Market and product

ANALYSIS-Copper substitution to increase, but only slowly

12:00 AM @ Monday - 01 January, 1900

* Copper still under substitution threat in air-conditioning

* Strong fundamentals support prices, supply deficit ahead

* Aluminium, zinc trade at a quarter of the copper price

LONDON, Feb 17 - Copper's vault to highs above $10,000 a tonne has raised concerns industrial consumers will find ways to use other materials, but substitution is unlikely to have much of an impact on the market in the next few years.

Three-month copper on the London Metal Exchange reached a record $10,190 this week, propelled by Chinese demand and by tight supplies due to falling ore grades and project setbacks worldwide.

The replacement of copper for cheaper materials including aluminium, zinc and plastic has been taking place steadily for years. But copper's more than tripling in price in the past two years has prompted conjecture the trend will gather pace.

Many manufacturers are making plans to substitute copper, Robin Bhar, an analyst at Credit Agricole, said.

"It is happening and maybe it's taken the magical $10,000 level to accelerate those plans," Bhar said, adding that over the past five years substitution has eaten into some 5 percent of the copper market.

"That should even rise three-fold if we see prices stabilising above the $10,000 level," he said of the percentage rise over the next five years.

Ductile, resilient, unrivalled in conductivity and deeply embedded in industrial usage, the red metal has strong defences against substitution risks.

Aluminium can replace copper in cables, but its lower conductivity means that manufacturers must use more of it and need more space to accommodate the extra cable width.

Substitution often requires manufacturers to engage in a potentially costly retooling process. Also technology needs to be developed to enable the use of other materials in some industries, including the surmounting of potential safety and regulatory hurdles.

A recent Barclays Capital note pointed out that a mass move to aluminium for building wire in the United State in the 1960s and 1970s led to a series of fires, and copper was reinstated as the industry standard.

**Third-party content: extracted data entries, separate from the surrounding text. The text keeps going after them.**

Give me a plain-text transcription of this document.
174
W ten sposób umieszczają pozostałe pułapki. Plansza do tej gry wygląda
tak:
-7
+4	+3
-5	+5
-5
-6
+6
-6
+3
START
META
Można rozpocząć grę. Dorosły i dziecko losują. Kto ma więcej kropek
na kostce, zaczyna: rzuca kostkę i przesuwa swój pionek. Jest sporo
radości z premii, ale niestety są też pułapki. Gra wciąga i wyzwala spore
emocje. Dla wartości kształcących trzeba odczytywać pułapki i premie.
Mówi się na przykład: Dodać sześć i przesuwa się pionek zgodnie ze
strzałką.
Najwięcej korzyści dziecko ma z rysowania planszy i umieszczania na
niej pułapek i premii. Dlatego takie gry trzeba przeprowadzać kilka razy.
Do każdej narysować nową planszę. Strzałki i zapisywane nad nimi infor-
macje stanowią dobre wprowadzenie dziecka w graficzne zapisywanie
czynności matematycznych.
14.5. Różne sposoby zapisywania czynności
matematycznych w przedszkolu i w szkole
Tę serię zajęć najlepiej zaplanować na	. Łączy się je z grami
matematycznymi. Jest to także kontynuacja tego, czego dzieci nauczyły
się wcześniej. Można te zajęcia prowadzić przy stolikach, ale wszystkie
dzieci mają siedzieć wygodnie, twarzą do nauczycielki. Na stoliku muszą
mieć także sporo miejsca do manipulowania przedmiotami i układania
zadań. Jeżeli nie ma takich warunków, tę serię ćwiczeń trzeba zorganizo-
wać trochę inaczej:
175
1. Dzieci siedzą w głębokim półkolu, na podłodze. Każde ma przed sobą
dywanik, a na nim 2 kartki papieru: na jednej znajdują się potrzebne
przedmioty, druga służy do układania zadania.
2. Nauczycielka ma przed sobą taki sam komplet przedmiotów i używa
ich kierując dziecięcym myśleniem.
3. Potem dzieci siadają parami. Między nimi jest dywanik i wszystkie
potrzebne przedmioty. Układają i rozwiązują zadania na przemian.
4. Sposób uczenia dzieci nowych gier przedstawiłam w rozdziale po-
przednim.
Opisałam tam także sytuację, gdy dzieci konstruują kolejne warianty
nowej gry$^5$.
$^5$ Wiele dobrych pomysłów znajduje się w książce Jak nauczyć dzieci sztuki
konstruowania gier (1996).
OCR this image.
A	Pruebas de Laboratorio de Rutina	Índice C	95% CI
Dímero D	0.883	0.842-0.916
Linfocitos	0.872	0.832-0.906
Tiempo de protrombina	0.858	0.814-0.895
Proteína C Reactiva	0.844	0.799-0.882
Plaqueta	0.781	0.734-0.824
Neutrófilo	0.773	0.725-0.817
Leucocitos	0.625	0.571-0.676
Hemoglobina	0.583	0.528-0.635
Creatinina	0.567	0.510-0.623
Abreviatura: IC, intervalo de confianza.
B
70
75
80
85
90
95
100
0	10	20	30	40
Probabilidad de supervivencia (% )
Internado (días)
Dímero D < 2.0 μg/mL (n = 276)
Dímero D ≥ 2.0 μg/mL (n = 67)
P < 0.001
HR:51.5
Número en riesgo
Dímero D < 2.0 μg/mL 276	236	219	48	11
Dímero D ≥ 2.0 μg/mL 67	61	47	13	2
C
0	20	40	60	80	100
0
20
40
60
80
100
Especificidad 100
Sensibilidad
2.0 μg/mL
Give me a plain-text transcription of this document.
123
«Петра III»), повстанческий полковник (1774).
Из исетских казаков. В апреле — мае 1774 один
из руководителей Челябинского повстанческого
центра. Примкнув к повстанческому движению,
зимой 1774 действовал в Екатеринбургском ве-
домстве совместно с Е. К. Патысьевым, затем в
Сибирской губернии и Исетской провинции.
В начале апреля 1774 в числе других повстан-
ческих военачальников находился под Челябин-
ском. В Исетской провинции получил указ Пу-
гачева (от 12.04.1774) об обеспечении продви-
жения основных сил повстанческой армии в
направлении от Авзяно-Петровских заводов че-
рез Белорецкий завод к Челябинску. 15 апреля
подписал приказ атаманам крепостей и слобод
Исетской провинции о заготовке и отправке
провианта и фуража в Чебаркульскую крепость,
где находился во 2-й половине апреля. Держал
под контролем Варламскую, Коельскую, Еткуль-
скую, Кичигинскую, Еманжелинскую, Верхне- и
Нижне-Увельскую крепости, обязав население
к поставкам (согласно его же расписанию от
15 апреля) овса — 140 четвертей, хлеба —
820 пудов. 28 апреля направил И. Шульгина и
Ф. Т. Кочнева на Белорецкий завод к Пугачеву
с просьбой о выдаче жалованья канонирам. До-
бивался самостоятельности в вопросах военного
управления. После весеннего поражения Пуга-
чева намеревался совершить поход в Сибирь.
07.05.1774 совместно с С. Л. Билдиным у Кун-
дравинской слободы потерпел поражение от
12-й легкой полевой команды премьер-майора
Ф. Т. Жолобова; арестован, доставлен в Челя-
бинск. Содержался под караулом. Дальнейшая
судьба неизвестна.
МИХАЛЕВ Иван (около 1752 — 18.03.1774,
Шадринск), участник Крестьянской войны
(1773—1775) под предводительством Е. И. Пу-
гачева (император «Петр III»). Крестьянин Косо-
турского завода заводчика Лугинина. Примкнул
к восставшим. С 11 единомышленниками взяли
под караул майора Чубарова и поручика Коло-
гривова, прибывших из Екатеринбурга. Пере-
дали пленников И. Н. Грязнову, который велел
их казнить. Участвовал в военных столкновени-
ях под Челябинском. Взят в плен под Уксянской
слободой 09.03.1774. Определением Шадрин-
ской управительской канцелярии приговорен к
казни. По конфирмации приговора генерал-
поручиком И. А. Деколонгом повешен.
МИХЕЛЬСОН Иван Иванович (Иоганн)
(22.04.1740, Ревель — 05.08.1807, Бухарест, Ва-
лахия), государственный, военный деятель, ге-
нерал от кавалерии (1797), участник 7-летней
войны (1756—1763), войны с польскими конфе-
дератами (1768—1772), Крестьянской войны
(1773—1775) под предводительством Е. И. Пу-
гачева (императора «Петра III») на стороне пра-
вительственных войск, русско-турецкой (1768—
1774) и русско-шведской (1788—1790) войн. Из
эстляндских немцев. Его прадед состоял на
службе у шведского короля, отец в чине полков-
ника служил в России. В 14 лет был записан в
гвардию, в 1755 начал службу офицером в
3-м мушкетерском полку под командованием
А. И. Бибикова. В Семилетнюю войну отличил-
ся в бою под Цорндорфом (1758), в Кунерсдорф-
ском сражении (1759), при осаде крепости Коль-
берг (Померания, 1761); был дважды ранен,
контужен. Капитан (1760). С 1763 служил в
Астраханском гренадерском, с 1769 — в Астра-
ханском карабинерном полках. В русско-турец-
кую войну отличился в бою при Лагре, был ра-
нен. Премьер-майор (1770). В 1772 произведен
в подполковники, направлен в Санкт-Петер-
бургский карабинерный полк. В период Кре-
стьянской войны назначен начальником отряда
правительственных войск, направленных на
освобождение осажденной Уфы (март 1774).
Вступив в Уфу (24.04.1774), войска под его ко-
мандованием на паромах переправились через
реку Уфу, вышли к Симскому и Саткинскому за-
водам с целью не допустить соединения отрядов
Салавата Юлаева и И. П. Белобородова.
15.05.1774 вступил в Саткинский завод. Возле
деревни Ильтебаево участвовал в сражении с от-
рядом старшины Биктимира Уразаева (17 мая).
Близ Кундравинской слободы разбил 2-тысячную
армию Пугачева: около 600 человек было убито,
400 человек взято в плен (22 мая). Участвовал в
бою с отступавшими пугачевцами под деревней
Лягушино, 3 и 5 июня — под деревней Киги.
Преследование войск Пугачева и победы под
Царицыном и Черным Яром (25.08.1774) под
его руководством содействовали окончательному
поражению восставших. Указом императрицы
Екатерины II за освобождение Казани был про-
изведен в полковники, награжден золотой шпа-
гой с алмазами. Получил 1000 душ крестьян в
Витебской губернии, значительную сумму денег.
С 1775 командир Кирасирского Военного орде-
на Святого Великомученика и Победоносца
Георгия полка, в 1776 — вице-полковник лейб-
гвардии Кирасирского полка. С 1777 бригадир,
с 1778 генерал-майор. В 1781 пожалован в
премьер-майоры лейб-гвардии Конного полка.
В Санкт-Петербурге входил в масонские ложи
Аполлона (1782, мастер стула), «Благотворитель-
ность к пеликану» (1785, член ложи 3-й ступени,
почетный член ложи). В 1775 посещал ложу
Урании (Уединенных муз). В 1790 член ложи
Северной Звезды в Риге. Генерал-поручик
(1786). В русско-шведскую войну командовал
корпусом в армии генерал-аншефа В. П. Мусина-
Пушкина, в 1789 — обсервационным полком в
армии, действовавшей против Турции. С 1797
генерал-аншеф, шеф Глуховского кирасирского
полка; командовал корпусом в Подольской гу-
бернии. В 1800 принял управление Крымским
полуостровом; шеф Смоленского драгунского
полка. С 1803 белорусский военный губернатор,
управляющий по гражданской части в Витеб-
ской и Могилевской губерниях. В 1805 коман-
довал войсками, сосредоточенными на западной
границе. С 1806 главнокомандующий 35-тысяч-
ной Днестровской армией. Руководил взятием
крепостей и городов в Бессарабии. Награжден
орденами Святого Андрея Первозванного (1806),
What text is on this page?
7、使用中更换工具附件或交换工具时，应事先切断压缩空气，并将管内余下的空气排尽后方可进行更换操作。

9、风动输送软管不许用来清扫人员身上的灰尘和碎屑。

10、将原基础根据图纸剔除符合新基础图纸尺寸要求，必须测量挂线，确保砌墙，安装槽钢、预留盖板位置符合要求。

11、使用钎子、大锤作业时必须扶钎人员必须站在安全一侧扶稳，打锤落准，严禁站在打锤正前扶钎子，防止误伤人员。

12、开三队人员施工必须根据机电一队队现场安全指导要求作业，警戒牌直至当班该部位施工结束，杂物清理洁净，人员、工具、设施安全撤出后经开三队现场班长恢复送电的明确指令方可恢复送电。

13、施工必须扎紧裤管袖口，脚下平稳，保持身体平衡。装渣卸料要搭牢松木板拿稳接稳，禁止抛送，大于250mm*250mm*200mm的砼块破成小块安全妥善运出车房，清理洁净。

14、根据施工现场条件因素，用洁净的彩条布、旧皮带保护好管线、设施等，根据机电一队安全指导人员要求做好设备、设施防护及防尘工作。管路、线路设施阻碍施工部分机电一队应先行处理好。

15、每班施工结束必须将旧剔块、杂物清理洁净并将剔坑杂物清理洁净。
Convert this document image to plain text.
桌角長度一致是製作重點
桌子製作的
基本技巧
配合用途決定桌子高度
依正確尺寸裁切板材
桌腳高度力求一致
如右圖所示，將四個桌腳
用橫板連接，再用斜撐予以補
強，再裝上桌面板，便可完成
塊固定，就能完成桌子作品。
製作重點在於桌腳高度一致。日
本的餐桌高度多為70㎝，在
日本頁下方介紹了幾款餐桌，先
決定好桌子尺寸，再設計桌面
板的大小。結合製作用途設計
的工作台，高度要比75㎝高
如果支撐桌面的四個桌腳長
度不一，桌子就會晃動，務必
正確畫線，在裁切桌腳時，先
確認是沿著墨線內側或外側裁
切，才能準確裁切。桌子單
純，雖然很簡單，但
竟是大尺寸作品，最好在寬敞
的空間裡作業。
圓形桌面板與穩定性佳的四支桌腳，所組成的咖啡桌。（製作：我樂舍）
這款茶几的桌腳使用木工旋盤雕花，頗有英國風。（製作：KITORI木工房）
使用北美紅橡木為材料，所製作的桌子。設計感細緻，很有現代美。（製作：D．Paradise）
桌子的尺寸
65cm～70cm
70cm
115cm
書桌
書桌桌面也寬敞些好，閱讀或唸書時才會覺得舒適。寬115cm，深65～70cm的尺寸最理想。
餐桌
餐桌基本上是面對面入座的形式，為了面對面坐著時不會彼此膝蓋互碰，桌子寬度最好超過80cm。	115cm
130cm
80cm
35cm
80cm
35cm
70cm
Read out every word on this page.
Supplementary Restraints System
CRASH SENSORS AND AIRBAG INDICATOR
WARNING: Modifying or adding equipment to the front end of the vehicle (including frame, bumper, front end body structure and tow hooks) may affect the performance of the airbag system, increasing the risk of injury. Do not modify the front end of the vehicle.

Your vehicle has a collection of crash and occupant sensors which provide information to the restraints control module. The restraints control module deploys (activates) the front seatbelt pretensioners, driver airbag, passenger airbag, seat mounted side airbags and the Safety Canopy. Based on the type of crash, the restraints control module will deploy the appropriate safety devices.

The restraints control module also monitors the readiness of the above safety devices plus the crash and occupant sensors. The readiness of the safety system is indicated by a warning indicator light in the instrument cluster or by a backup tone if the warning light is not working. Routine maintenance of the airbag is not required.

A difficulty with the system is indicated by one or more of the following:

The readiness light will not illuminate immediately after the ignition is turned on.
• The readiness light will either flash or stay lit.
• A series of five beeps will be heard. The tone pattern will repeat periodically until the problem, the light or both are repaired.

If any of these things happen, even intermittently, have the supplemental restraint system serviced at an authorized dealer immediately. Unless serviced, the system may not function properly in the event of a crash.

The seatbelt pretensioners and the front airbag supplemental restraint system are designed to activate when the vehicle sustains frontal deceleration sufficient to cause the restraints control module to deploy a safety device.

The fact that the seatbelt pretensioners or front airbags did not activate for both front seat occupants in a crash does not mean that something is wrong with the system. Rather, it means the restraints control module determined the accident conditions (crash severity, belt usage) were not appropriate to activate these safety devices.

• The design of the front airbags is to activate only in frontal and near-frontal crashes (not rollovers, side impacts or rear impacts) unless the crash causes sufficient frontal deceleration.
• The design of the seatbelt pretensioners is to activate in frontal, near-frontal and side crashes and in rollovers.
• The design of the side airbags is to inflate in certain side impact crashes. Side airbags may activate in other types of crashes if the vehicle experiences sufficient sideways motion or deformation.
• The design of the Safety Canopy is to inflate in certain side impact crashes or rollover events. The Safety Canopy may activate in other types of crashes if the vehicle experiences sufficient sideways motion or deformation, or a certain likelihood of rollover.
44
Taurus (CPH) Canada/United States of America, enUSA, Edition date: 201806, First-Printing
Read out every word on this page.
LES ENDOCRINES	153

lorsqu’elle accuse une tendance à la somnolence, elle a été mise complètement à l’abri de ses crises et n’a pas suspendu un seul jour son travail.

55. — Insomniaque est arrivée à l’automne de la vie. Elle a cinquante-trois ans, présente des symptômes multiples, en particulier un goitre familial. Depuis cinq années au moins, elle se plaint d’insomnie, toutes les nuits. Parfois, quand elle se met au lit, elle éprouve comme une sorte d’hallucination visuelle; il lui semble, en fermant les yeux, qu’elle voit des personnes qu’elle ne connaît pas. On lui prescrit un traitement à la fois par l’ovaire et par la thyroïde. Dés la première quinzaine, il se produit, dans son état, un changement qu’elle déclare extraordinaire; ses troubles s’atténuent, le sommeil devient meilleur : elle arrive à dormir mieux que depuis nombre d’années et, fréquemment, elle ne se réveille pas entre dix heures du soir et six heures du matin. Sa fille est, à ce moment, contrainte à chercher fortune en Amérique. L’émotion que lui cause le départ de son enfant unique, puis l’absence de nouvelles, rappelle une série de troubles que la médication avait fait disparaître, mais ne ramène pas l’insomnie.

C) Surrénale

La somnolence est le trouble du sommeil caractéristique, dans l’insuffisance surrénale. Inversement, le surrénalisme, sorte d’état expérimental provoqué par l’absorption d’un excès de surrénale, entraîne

Meanwhile, new uses also are being found for copper such as in antibacterial applications and hybrid cars.

SUBSTITUTION TO DATE

Substitution has accounted for about a 2 percent annual loss in copper usage globally over the past three years, amounting to losses of 430,000 tonnes in 2009, the International Copper Association/CRU said.

It added that aluminium, which costs about one-fourth per tonne, accounts for half of that substitution.

"For areas where there is possible substitution, it is gathering pace," Chris Egginton, managing director of UK copper products distributor Cubralco, told Reuters.

Roofing, plumbing tubes, refrigeration and air-conditioning are areas in which copper is most at risk, Egginton said.

In the roofing sector, copper tonnage dropped 10 percent in 2008-2009, the ICA/CRU said.

UK copper consumer Abacus Tubes said more substitution of zinc for copper could hit roofing. Like aluminium, zinc is a quarter of copper prices.

The shift away from copper could take two to three years in many applications, Credit Agricole's Bhar said. "If it doesn't happen within the next two years then it won't happen."